In 2015 my credit rating was good but since the write off i am unable to get any loan or credit card or even the same credit union refuse to issue me any loan , They even refuse to issue me 500 e loan  instead offer me secure loans so since 2019 i have taken out 2 secured loans 1200 - 5000 paid interest on them but they still refuse me ,
I tried every where to build back my credit rating but no success, From 2019 I'm monitoring my credit report which drop down from 465 to 444 and I think its because of too many credit applications this year ,I feel like fool to pay back credit union all this time even though it could clean off my credit report in 2021 but i suppose that was the right thing to do ... Any advice how can i repair my credit score ? or give-up hope as I desperately need mortgage or go on the council housing list


----------



## RedOnion (28 Jun 2020)

Silence4u said:


> From 2019 I'm monitoring my credit report which drop down from 465 to 444


You can ignore these scores, everybody else does. We don't have a credit score here like in the UK.

You credit report shows a loan write off in 2015? It's highly unusual for a loan to be contractually written off the same year it was issued, so you need to be clear on what's actually on your credit report.
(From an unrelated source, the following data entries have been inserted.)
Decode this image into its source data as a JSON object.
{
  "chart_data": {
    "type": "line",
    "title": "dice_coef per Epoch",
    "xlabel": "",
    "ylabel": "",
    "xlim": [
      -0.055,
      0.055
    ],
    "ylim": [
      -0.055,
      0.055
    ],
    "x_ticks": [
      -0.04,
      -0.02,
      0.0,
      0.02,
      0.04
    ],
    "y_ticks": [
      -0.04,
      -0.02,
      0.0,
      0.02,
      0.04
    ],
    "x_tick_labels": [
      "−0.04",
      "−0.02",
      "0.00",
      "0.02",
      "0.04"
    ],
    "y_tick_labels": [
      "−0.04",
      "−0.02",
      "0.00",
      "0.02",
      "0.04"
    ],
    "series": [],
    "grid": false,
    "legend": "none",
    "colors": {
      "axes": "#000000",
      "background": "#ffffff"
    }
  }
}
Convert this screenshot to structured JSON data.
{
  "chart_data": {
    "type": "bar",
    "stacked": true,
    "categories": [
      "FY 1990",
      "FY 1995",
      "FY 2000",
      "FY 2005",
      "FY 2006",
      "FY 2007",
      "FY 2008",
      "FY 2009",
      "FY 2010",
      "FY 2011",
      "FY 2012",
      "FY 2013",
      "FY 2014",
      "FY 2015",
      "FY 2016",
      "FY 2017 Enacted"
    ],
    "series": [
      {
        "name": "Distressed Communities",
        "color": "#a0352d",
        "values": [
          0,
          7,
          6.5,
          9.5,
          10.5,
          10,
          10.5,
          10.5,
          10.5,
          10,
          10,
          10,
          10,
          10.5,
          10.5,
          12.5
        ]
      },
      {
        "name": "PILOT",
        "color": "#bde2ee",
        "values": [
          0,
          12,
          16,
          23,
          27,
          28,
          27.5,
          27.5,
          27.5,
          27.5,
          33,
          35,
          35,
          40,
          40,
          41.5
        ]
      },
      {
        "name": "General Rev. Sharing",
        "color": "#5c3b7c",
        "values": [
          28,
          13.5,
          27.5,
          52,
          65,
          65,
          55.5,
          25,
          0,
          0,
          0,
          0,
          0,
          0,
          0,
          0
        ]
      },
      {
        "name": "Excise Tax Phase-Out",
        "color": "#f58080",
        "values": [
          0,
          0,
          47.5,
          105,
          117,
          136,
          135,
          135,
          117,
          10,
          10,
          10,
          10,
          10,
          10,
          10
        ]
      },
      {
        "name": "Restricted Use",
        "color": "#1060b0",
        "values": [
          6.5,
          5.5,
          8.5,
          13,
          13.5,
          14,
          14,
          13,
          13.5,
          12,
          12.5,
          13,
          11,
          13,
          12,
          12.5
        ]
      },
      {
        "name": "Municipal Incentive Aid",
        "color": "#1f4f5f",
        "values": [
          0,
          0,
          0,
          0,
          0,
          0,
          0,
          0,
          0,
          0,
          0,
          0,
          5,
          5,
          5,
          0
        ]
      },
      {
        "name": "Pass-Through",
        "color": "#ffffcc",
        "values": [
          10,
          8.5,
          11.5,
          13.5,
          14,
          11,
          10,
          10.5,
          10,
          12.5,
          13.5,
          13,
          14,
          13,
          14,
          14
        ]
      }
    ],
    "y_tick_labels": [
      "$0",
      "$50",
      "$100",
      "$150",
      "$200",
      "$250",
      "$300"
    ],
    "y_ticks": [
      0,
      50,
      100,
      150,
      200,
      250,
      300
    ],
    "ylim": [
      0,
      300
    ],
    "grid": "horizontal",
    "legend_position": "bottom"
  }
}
Does it show write off in 2015, in which case it will disappear in time, or does it show arrears until you actually paid it off in 2019?

Why are you taking out secured loans and paying interest when you have the cash in savings?


----------



## Silence4u (28 Jun 2020)

Thanks for replying , yes you are right loan was in arrears for first 3 months than i tried catch up on it and made timely payments for six months and than build up arrears again for 6 months and W (element written off) than C (cleared) . Issue date was Feb 2015 and removal date is Sept 2021. 
Will you able to tell me if i can get any credit before 2021 ? I was taking out secured loan in effort to build back my credit rating but i think its pointless , Even tried provident personal loan to boost my score as someone recommend me but nothing except hefty interest.


----------



## RedOnion (29 Jun 2020)

Silence4u said:


> I was taking out secured loan in effort to build back my credit rating but i think its pointless , Even tried provident personal loan to boost my score as someone recomm


Just forget about this. There is no credit score in Ireland, and a history of short term loans is actually a negative factor. I've no idea why people do this.


----------